On dénombre en moyenne, pour le premier trimestre de cette année, 83 675 bénéficiaires de la protection temporaire offerte aux Ukrainiens – des doubles comptes peuvent parfois se produire, notamment pour des enfants. Le nombre de bénéficiaires de l'ADA est donc à peu près comparable à celui de l'année dernière et nous pensons qu'il se maintiendra, avec peut-être une légère évolution positive en raison de l'évolution de la guerre en Ukraine.

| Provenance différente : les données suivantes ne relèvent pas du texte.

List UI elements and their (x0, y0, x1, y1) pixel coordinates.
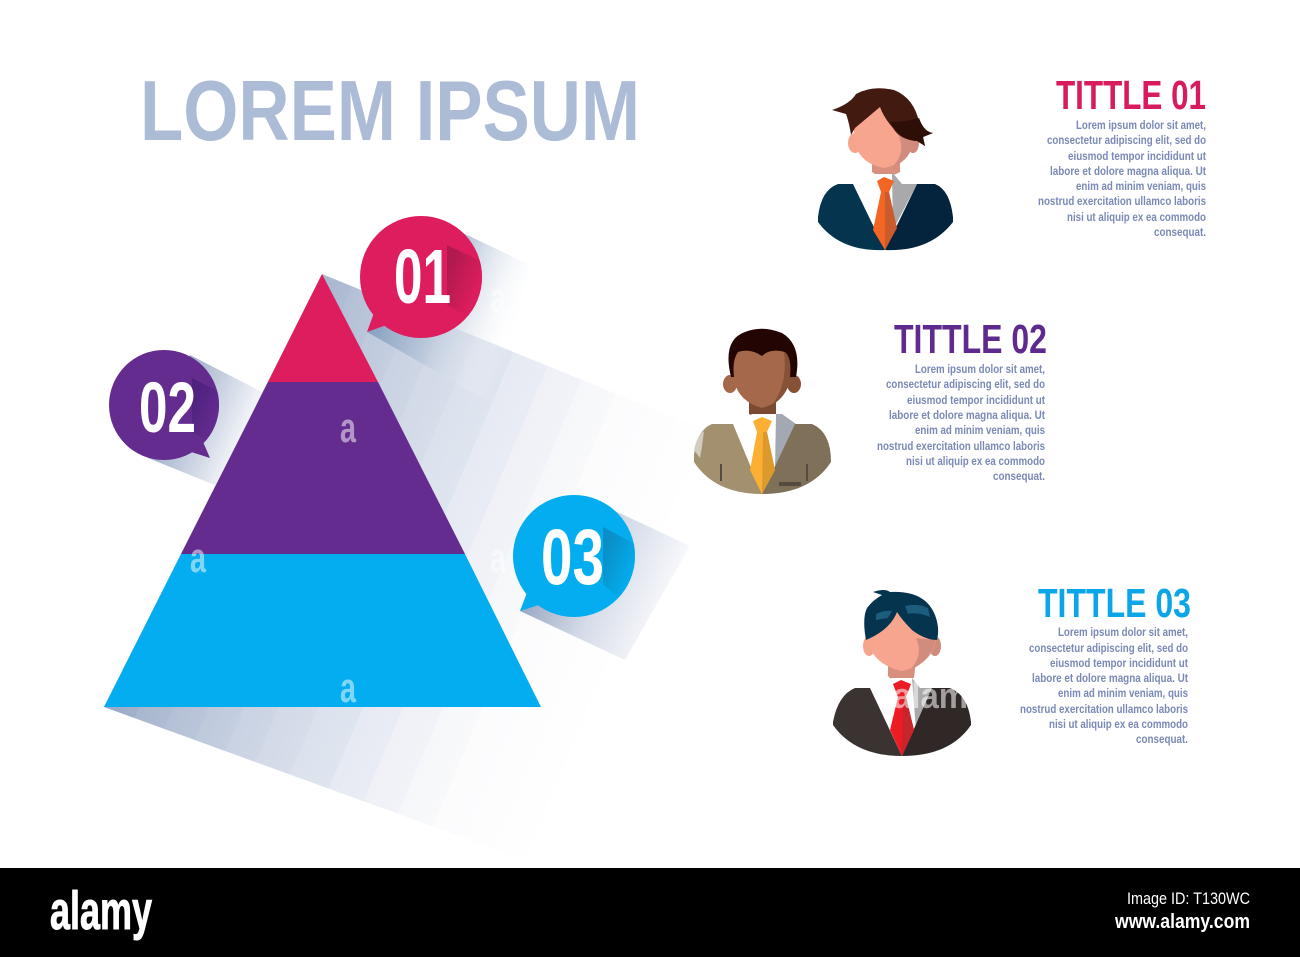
image id: Image ID: T130WC (1127, 889, 1250, 908)
footer bar (0, 868, 1300, 957)
body 2: nisi ut aliquip ex ea commodo (906, 454, 1045, 468)
face (868, 608, 936, 671)
bubble 03 (513, 495, 635, 617)
person 2 (694, 329, 831, 494)
watermark letters: a (490, 274, 506, 321)
body 2: Lorem ipsum dolor sit amet, (915, 362, 1045, 376)
text block 3 (1020, 580, 1191, 746)
hair (832, 88, 933, 146)
person 1 (818, 88, 953, 250)
ears (848, 133, 862, 153)
body 1: eiusmod tempor incididunt ut (1068, 149, 1206, 163)
neck (749, 398, 776, 418)
hair (864, 590, 938, 640)
watermark letters: a (490, 534, 506, 581)
text block 2 (877, 316, 1047, 483)
body 1: enim ad minim veniam, quis (1076, 179, 1206, 193)
tie (893, 680, 911, 697)
watermark letters (190, 274, 506, 711)
pyramid tier 2 (181, 382, 465, 554)
body 3: consequat. (1136, 732, 1188, 746)
body 1: consectetur adipiscing elit, sed do (1047, 133, 1206, 147)
body 3: eiusmod tempor incididunt ut (1050, 656, 1188, 670)
body 3: nisi ut aliquip ex ea commodo (1049, 717, 1188, 731)
shirt (733, 414, 795, 494)
shirt (870, 678, 932, 756)
pyramid long shadow (104, 274, 705, 860)
body 2 (877, 362, 1045, 483)
body 1: nostrud exercitation ullamco laboris (1038, 194, 1206, 208)
body 3: consectetur adipiscing elit, sed do (1029, 641, 1188, 655)
heading 2: TITTLE 02 (894, 316, 1047, 362)
pyramid tier 1 (268, 274, 378, 382)
watermark letters: a (340, 664, 356, 711)
shirt (853, 174, 917, 250)
person 3 watermark: alam (893, 675, 968, 716)
ears (723, 375, 737, 393)
heading 1: TITTLE 01 (1056, 72, 1206, 118)
face (733, 342, 791, 408)
bubble shadows (148, 222, 690, 660)
hair (728, 329, 797, 377)
watermark letters: a (340, 404, 356, 451)
jacket (818, 184, 885, 250)
body 3: enim ad minim veniam, quis (1058, 686, 1188, 700)
body 3: Lorem ipsum dolor sit amet, (1058, 625, 1188, 639)
body 2: consequat. (993, 469, 1045, 483)
body 1: nisi ut aliquip ex ea commodo (1067, 210, 1206, 224)
neck (888, 660, 916, 684)
jacket (694, 424, 762, 494)
bubble 03: 03 (541, 512, 604, 601)
body 3 (1020, 625, 1188, 746)
alamy logo: alamy (50, 881, 152, 941)
bubble 01 (360, 216, 495, 338)
heading 3: TITTLE 03 (1038, 580, 1191, 626)
body 1: labore et dolore magna aliqua. Ut (1050, 164, 1206, 178)
title: LOREM IPSUM (140, 64, 640, 159)
body 2: consectetur adipiscing elit, sed do (886, 377, 1045, 391)
jacket (833, 688, 902, 756)
body 1 (1038, 118, 1206, 239)
neck (872, 155, 900, 176)
pyramid chart (104, 274, 541, 707)
bubble 02 (109, 350, 219, 460)
body 1: Lorem ipsum dolor sit amet, (1076, 118, 1206, 132)
body 2: enim ad minim veniam, quis (915, 423, 1045, 437)
tie (877, 177, 894, 192)
jacket details (720, 464, 808, 486)
watermark letters: a (190, 534, 206, 581)
tie (753, 417, 772, 432)
face (854, 103, 914, 168)
bubble 01: 01 (394, 234, 451, 320)
bubble 02: 02 (139, 369, 196, 448)
website: www.alamy.com (1114, 911, 1250, 933)
text block 1 (1038, 72, 1206, 239)
body 2: labore et dolore magna aliqua. Ut (889, 408, 1045, 422)
person 3 (833, 590, 971, 756)
body 2: nostrud exercitation ullamco laboris (877, 439, 1045, 453)
pyramid tier 3 (104, 554, 541, 707)
ears (863, 636, 875, 656)
body 3: nostrud exercitation ullamco laboris (1020, 702, 1188, 716)
body 2: eiusmod tempor incididunt ut (907, 393, 1045, 407)
body 3: labore et dolore magna aliqua. Ut (1032, 671, 1188, 685)
body 1: consequat. (1154, 225, 1206, 239)
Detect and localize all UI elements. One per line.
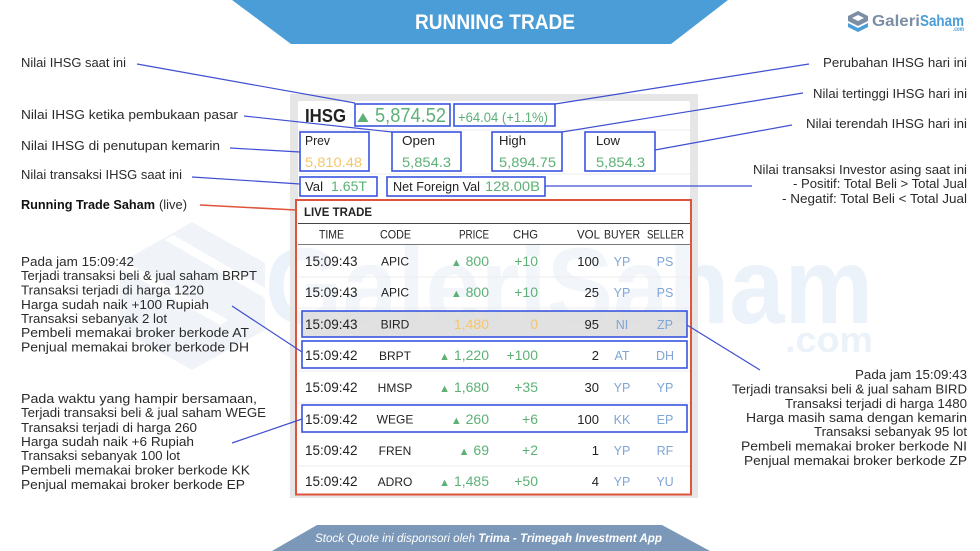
header banner: RUNNING TRADE: [415, 11, 575, 34]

Au-delà des aspects militaires, on observe que, malgré les propositions d'accueil de la France, notre pays n'a pas été la première destination choisie par les réfugiés ukrainiens. En effet, la communauté ukrainienne en France est de petite taille, à la différence par exemple de celles d'Espagne ou d'Italie, ou de l'Allemagne, qui est, après les pays frontaliers, celui qui a accueilli le plus grand nombre de réfugiés d'Ukraine. Nous avons, pour notre part, envoyé des bus et des fonctionnaires pour ramener des réfugiés en France, mais ils ont refusé de venir. Nous continuons à ouvrir nos portes mais, hormis le cas particulier de Nice, qui compte une population ukrainienne plus importante, il n'y a pas de raison que le territoire national connaisse une forte augmentation du flux d'Ukrainiens.
Enfin, oui, un problème particulier se pose pour l'Île-de-France. Comme je l'ai dit tout à l'heure, un desserrement est nécessaire, pour les demandeurs d'asile, pour les élus, pour l'intégration et pour le traitement des demandes, voire pour les refus et les reconduites aux frontières. En tout état de cause, il n'y a pas lieu de laisser perdurer la situation actuelle en Île-de-France. Je rappelle qu'au 23 mai, sept sas d'accueil temporaire sont opérationnels.